Religious conservatives should understand this fact. Any Republican overtures to them are only ruses to win religious conservative votes. Once in office, Mitt Romney and the Republican party will do nothing for you. GOProud and the Log Cabin Republicans will be more welcome in the White House and the Senate offices than you. Homosexuals will be liberally sprinkled throughout a Romney Administration. Homosexual marriage and abortion will not be addressed and conveniently ignored. Twenty years from now, abortion will still be law of the land and homosexual marriage will become the law of all fifty states. And there is nothing the Republicans will do to prevent this conclusion. After all, the Republican elite is all about money. They are very comfortable with the dominant liberal cultural elite and, in private moments, have contempt for religious and cultural conservatives. We are to vote and shut up.

9thID| 5.11.12 @ 11:13AM

More and more true Evangelicals I talk to are waking up to the facts of the case you presented. Like me, many of us will vote in the local, state, and Congressional races, but leave the neo-Marxist RomneyCare & ObamaCare boxes empty.

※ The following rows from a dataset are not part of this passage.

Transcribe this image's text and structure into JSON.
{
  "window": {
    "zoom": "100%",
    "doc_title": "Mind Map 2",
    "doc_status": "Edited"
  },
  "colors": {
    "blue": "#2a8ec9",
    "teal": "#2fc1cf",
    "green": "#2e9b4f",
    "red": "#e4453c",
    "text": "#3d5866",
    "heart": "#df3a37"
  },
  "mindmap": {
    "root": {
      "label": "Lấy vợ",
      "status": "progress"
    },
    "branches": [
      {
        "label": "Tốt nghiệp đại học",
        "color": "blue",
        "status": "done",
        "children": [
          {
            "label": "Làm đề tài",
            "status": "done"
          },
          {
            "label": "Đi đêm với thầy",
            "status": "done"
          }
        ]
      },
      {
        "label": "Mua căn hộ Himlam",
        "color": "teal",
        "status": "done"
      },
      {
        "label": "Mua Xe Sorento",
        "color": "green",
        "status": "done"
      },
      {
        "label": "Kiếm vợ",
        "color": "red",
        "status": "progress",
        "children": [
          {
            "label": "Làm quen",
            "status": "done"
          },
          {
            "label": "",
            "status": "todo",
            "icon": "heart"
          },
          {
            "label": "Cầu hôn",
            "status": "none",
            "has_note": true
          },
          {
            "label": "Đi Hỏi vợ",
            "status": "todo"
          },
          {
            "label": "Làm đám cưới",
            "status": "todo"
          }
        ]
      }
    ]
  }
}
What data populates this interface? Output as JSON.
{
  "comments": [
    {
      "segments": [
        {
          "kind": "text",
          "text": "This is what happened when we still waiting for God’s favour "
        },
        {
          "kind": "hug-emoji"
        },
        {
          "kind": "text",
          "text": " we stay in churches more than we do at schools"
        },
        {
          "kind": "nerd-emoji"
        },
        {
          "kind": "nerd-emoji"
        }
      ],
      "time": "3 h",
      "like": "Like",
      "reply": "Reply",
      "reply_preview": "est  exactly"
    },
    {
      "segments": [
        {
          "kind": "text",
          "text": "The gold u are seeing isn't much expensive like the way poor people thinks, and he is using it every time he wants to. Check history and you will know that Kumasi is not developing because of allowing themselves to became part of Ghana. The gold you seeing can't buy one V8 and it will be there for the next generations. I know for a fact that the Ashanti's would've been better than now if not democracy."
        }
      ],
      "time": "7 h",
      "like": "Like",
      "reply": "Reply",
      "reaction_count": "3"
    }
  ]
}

The Liber-al/Liberal-tarian Goldstein & Kaminsky types posing as "conservatives" really give this site a blackeye. They do not even support the 3-legged stool of Conservatism...

Ryan| 5.11.12 @ 8:38AM

Obama's real trouble may be taking the black vote for granted on this one, and possibly some of the Hispanic vote. If he loses 1-2% (as actually has more or less been the trend in the last few election cycles), it could cost him critically.